If you aren’t listening to the StoryCorps podcast on a regular basis, you are missing the opportunity to learn about ordinary people who have extraordinary stories.
Episode #362 is titled My Three Sons, and it briefly tells the story of three 14-year-old triplets named Leo, Nick and Steven who were born blind. Their mother, who was single, had a difficult time caring for them and rarely allowed them to leave their home. When a neighbor named Ollie, who is also blind, heard about their situation, he knocked on their door to reach out to them.
In this episode (which in only three minutes and forty-five seconds long), Ollie talks to the brothers about being bullied, about hearing children playing nearby but not being able to play with them and then he talks to them about the relationship they built with him.
When Ollie first introduced himself, the brothers had a hard time believing he was blind, too. They put him to the test – first by feeling his walking cane, then by bringing him a Bible in braille and placing his hand on it, telling him to read it to them. He passed both tests.
“This made me feel like I had a person that I could trust, because I didn’t trust anyone,” says one of the brothers.

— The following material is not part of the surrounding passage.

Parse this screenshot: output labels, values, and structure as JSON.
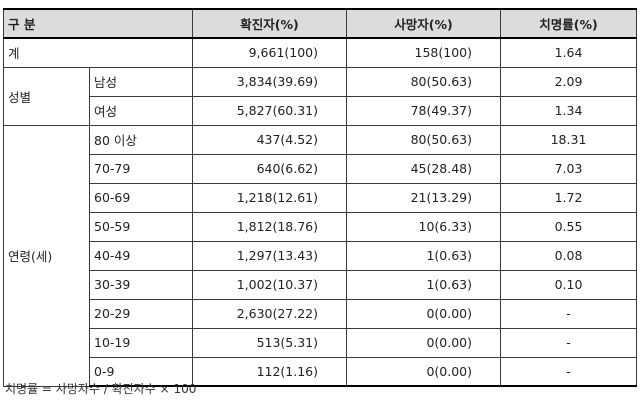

Ollie began teaching them how to use their canes better and taking them to the corner store. One day, the clerk asked Ollie if Leo was her son.
“Before I could answer, you put your arm around me,” Ollie says, speaking to Leo, “and you said, ‘Yeah, it’s my dad.’”
“I said, ‘Do you know what that means?”
“You said, ‘Well, you take us places, you protect us, you help us with our homework – sounds like a dad to me.’”
“Whenever I hear you call me dad, it’s the highest compliment to me.”
Hearing that, you probably won’t be surprised to learn that Ollie is in the process of formally adopting the three brothers. [You can listen to the full story by clicking the orange play button on the podcast above.]
Survivors of all stripes have the opportunity to throw lifelines into their communities to help others survive – to offer practical advice, a sympathetic and loving ear, and ultimately, hope. All we have to do is be sensitive to the needs of others, and then knock on their doors.